That Crag Life: Rock Climbers’ Paradise
It’s well past my established bedtime and we’ve finally arrived near Shelf Road, just outside of Canon City, CO. We just looped the campsite and every single spot was taken. Just as I was visualizing how my dog Nina and I were going to squeeze in my car for the night Vivian popped into view. “Hey guys, I found someone who will let us pitch a tent on their site!” Before long logistics were settled, beers were in hand, and everyone has having a lovely conversation above a full moon. The famed 60 foot walls of Shelf Road stood like waterfalls trapped in time in the distance. The moon cast sinister shadows among the canyon. Nervously I eyeballed the challenge.
What is Crag Life?
The crag is what what the climbing community refers to as the rock. Climbers spend a lot of time going where life lives on the edge. Aside from snakes, wasps, and birds, nothing calls this environment home. However, there are a select few in this world who brave it’s challenges and embrace this landscape to the fullest. They need it like a drug. Some people go to extreme lengths to get it.
There’s a twinkle in the eye of a climber who sees the perfect wall. Some mistake it for insanity, but it is a deep rooted respect and passion for the rock. This quirky cult keeps you on your toes. No one single thing defines crag life. It is a feeling, an emotion, a way of being.
Falling into Crag Life
A few weeks ago I was fortunate to be able to tag along with Vivian over at Angus and Vivian Adventures and get down and dirty with life on the crag. Vivian can bust leads up 5.12a’s like it’s nothing. She’s a climbing champ and I jumped at the opportunity to learn from such a stud. Although, I’ll be the first to admit, I was pretty nervous climbing with people who were well above my outdoor ability. However, who can resist the opportunity to camp, climb, and learn?
Crag Life Community
We arrived at the Free Form Wall ready to rock. However, most of the routes were jammed up with a rather large group. Fear not, in the world of crag that’s ok. Before long ropes were being borrowed, quick draws exchanged, and climbs were had. The sense of trust and community blew me away. It didn’t matter where you came from, what you were wearing, or, how good you were. We were all there for the same thing: to climb on.
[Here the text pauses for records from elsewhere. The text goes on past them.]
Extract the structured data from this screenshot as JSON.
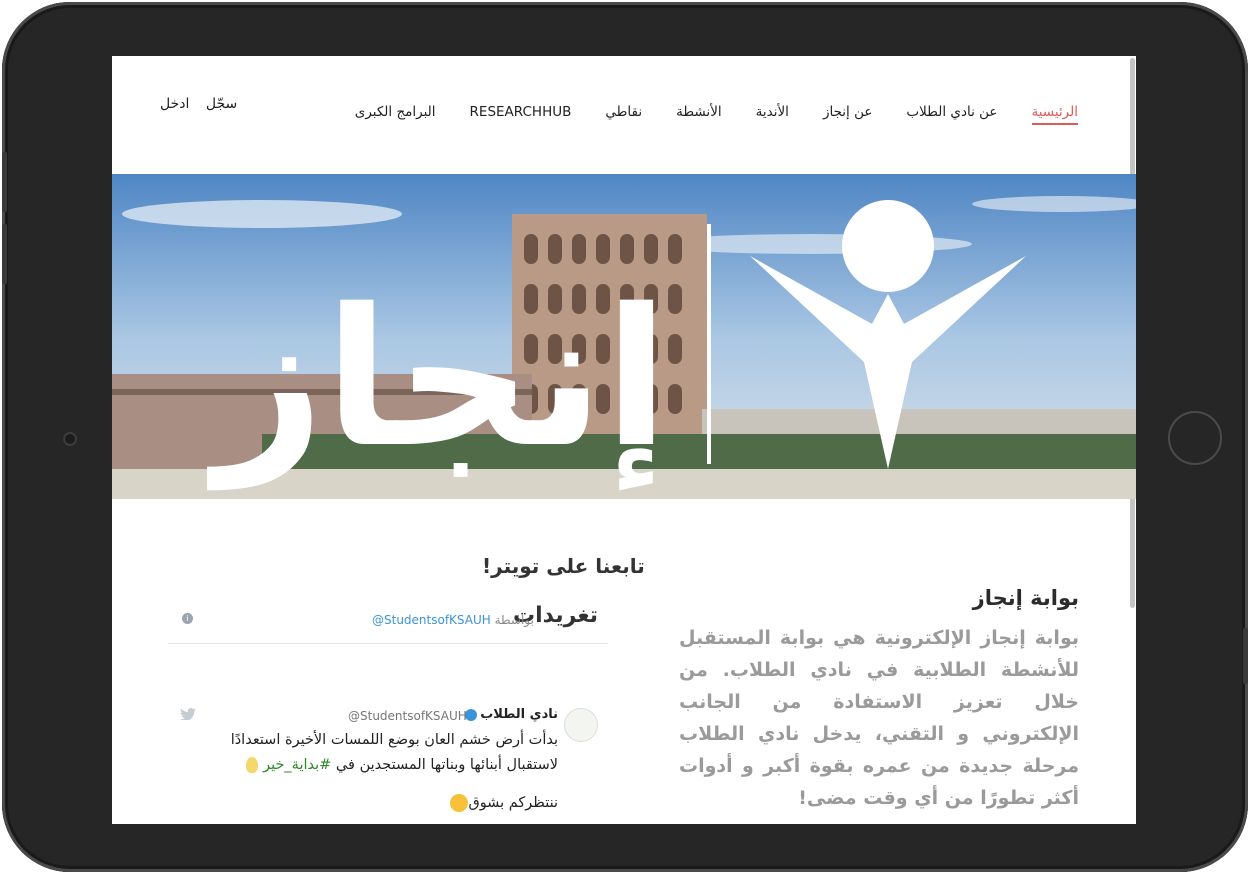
{
  "nav": {
    "auth": {
      "login": "ادخل",
      "register": "سجّل"
    },
    "items": [
      {
        "label": "الرئيسية",
        "active": true
      },
      {
        "label": "عن نادي الطلاب",
        "active": false
      },
      {
        "label": "عن إنجاز",
        "active": false
      },
      {
        "label": "الأندية",
        "active": false
      },
      {
        "label": "الأنشطة",
        "active": false
      },
      {
        "label": "نقاطي",
        "active": false
      },
      {
        "label": "RESEARCHHUB",
        "active": false
      },
      {
        "label": "البرامج الكبرى",
        "active": false
      }
    ],
    "active_color": "#e05a5a"
  },
  "hero": {
    "logo_text": "إنجاز"
  },
  "portal": {
    "title": "بوابة إنجاز",
    "body": "بوابة إنجاز الإلكترونية هي بوابة المستقبل للأنشطة الطلابية في نادي الطلاب. من خلال تعزيز الاستفادة من الجانب الإلكتروني و التقني، يدخل نادي الطلاب مرحلة جديدة من عمره بقوة أكبر و أدوات أكثر تطورًا من أي وقت مضى!"
  },
  "twitter": {
    "follow_title": "تابعنا على تويتر!",
    "widget_title": "تغريدات",
    "by_label": "بواسطة",
    "by_handle": "@StudentsofKSAUH",
    "tweet": {
      "author": "نادي الطلاب",
      "handle": "@StudentsofKSAUH",
      "text_main": "بدأت أرض خشم العان بوضع اللمسات الأخيرة استعدادًا لاستقبال أبنائها وبناتها المستجدين في ",
      "hashtag": "#بداية_خير",
      "text_second": "ننتظركم بشوق"
    }
  }
}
Community is the essential ingredient to crag life. That can be said about any outdoor sport, but there’s something different about climbing. In other outdoor sports you are moving, you see strangers in passing. Part of the point of a sport like hiking or backpacking is to get away from people. Climbing is different. When you climb you post up at a wall and stay there. Routes are tough to set. Once you’ve gotten set up you milk that spot for all it’s worth. Instead of being a stranger, climbing promotes community, sharing, and encouragement to push yourself.
Inspired by Crag Life
Let’s be honest, in a normal setting I would have told you I had no business with the Free Form Wall. Most of those routes are 10b and higher, all lead. For those of you who have no idea what I’m talking about, simply put they are difficult, scary, and require a high level of climbing knowledge. I can’t lead a 10b in a gym, much less outdoors. I’ve never successfully climbed anything outdoors above a 10b and certainly nothing above 45 feet.
Being surrounded by well-seasoned lead climbers inspired me to push my limits. I warmed up on the toughest route I’ve ever done. Seeing the group dance up the crag inspired me to give an 11a a try. Although I didn’t top out, I made it further than I expected to. That in itself filled me with confidence.
Terrified of heights I challenged myself to head up the tallest section of rock I could find. Not only did I get after it, but I also decided that I was going to look out and down two things I’ve never been able to do while roped up. It took tremendous courage, but something in that moment clicked. Looking out into the vast high desert landscape in front of me I understood an aspect of climbing that I never knew about before. The view. In mountaineering, I live for the view, and in that moment, I realized climbing is no different.
Climbing Pushes You
The sport of climbing is certainly not my forte. I’m not a natural at the sport and I don’t claim to be. However, there is something about climbing rocks that keeps bringing me back. The challenge of facing fears never comes easily. Climbing teaches us to keep pushing back on that fear. The harder you push the more you realize what you are truly capable of.